A través de sus artículos de opinión en La Vanguardia, conocí a Miguel Delibes cuando aún era yo estudiante de Ingeniería Agrícola en la Universidad Politécnica de Barcelona. Me sorprendieron sus descripciones y conocimientos sobre los fenómenos rurales, y recuerdo especialmente su artículo sobre "el capador", por lo que yo había visto y vivido en mi infancia.

Esos artículos me introdujeron en sus novelas, primero las rurales, con personajes típicos de la zona en la que los situaba: La sombra del ciprés es alargada, El camino, Diario de un cazador, La hoja roja, Viejas historias de Castilla la Vieja y, especialmente, Las ratas. Yo conocía los personajes: eran el "tío fulano y el tío mengano"; yo mismo con la pandilla, había ido a cazar ratas de agua que cocinábamos y comíamos en la bodega regadas con un clarete de la Ribera del Duero, después de salir de la escuela en los días largos de mayo y junio, a la edad de doce años. Descubrí en Delibes a una persona capaz de comprender sin degradar. La guinda fue leer Los santos inocentes, aunque aquí ni los personajes ni el ambiente ni la idiosincrasia eran de castellanos viejos.

Como profesor, ya incondicional de Delibes, El príncipe destronado me llevó a comprender mejor a los niños y a saber cómo tratarlos.
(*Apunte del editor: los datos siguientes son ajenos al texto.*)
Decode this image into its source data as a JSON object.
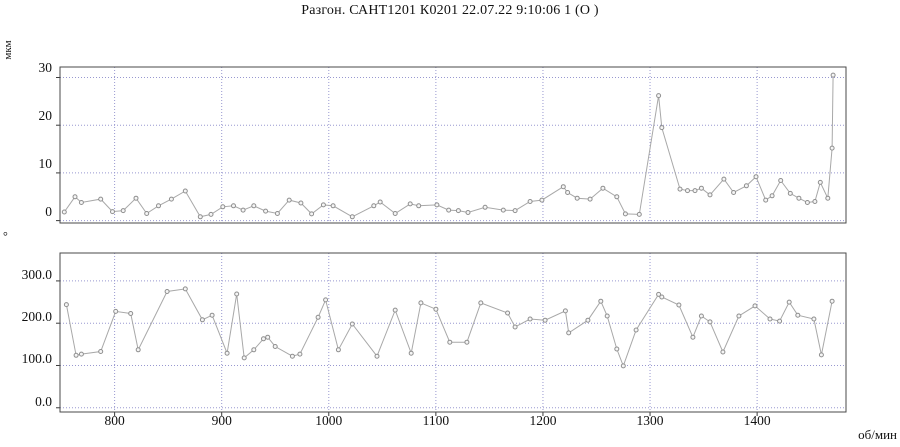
{
  "title": "Разгон. САНТ1201 К0201 22.07.22 9:10:06 1 (О )",
  "chart_data": [
    {
      "type": "line",
      "name": "amplitude-vs-rpm",
      "ylabel": "мкм",
      "xlabel": "об/мин",
      "legend": "none",
      "grid": "dotted-blue",
      "ylim": [
        -0.5,
        32.2
      ],
      "xlim": [
        749,
        1483
      ],
      "yticks": [
        0,
        10,
        20,
        30
      ],
      "ytick_labels": [
        "0",
        "10",
        "20",
        "30"
      ],
      "xticks": [
        800,
        900,
        1000,
        1100,
        1200,
        1300,
        1400
      ],
      "xtick_labels": [
        "800",
        "900",
        "1000",
        "1100",
        "1200",
        "1300",
        "1400"
      ],
      "x": [
        753,
        763,
        769,
        787,
        798,
        808,
        820,
        830,
        841,
        853,
        866,
        880,
        890,
        901,
        911,
        920,
        930,
        941,
        952,
        963,
        974,
        984,
        995,
        1004,
        1022,
        1042,
        1048,
        1062,
        1076,
        1084,
        1101,
        1112,
        1121,
        1130,
        1146,
        1163,
        1174,
        1188,
        1199,
        1219,
        1223,
        1232,
        1244,
        1256,
        1269,
        1277,
        1290,
        1308,
        1311,
        1328,
        1335,
        1342,
        1348,
        1356,
        1369,
        1378,
        1390,
        1399,
        1408,
        1414,
        1422,
        1431,
        1439,
        1447,
        1454,
        1459,
        1466,
        1470,
        1471
      ],
      "y": [
        1.8,
        5.0,
        3.8,
        4.5,
        1.9,
        2.1,
        4.7,
        1.5,
        3.1,
        4.5,
        6.2,
        0.8,
        1.3,
        2.9,
        3.1,
        2.2,
        3.1,
        2.0,
        1.5,
        4.3,
        3.7,
        1.4,
        3.3,
        3.1,
        0.8,
        3.1,
        3.9,
        1.5,
        3.5,
        3.1,
        3.3,
        2.2,
        2.1,
        1.7,
        2.8,
        2.2,
        2.1,
        4.0,
        4.3,
        7.1,
        5.9,
        4.7,
        4.5,
        6.8,
        5.0,
        1.4,
        1.3,
        26.2,
        19.5,
        6.6,
        6.3,
        6.3,
        6.8,
        5.4,
        8.7,
        5.9,
        7.3,
        9.2,
        4.3,
        5.2,
        8.4,
        5.7,
        4.7,
        3.8,
        4.0,
        8.0,
        4.7,
        15.2,
        30.5
      ]
    },
    {
      "type": "line",
      "name": "phase-vs-rpm",
      "ylabel": "°",
      "xlabel": "об/мин",
      "legend": "none",
      "grid": "dotted-blue",
      "ylim": [
        -10,
        366
      ],
      "xlim": [
        749,
        1483
      ],
      "yticks": [
        0,
        100,
        200,
        300
      ],
      "ytick_labels": [
        "0.0",
        "100.0",
        "200.0",
        "300.0"
      ],
      "xticks": [
        800,
        900,
        1000,
        1100,
        1200,
        1300,
        1400
      ],
      "xtick_labels": [
        "800",
        "900",
        "1000",
        "1100",
        "1200",
        "1300",
        "1400"
      ],
      "x": [
        755,
        764,
        769,
        787,
        801,
        815,
        822,
        849,
        866,
        882,
        891,
        905,
        914,
        921,
        930,
        939,
        943,
        950,
        966,
        973,
        990,
        997,
        1009,
        1022,
        1045,
        1062,
        1077,
        1086,
        1100,
        1113,
        1129,
        1142,
        1167,
        1174,
        1188,
        1202,
        1221,
        1224,
        1242,
        1254,
        1260,
        1269,
        1275,
        1287,
        1308,
        1311,
        1327,
        1340,
        1348,
        1356,
        1368,
        1383,
        1398,
        1412,
        1421,
        1430,
        1438,
        1453,
        1460,
        1470
      ],
      "y": [
        244,
        124,
        127,
        133,
        228,
        223,
        137,
        275,
        281,
        208,
        219,
        129,
        269,
        118,
        137,
        163,
        167,
        145,
        122,
        127,
        214,
        255,
        137,
        198,
        122,
        231,
        129,
        248,
        233,
        155,
        155,
        248,
        224,
        191,
        210,
        207,
        229,
        177,
        207,
        252,
        217,
        139,
        99,
        184,
        268,
        262,
        243,
        167,
        217,
        203,
        132,
        217,
        241,
        210,
        205,
        250,
        219,
        210,
        125,
        252
      ]
    }
  ],
  "colors": {
    "background": "#ffffff",
    "frame": "#4a4a4a",
    "grid": "#9898d0",
    "tick": "#3a3a3a",
    "line": "#a8a8a8",
    "marker_fill": "#f5f5f5",
    "marker_stroke": "#8f8f8f",
    "text": "#111111"
  }
}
Me han encantado sus novelas; quizá las más íntimas sean Cinco horas con Mario o Señora de rojo sobre fondo gris... Por éstas pedí que le fuera concedido el Premio Nobel de Literatura; pero se ha marchado sin conseguirlo.

Le he citado habitualmente en mis escritos, especialmente en los que hago referencia a la agricultura y a la ganadería castellanas (la oveja churra, el cordero, la viña, el vino, el campo de Castilla, la perdiz, el conejo, la liebre?)

Iba a decir que le echaremos de menos; pero, como sucede con los grandes hombres, su obra queda. Jamás renegó de su fe, que no ocultaba, y espero que desde el cielo nos siga ayudando, sobre todo a sus admiradores.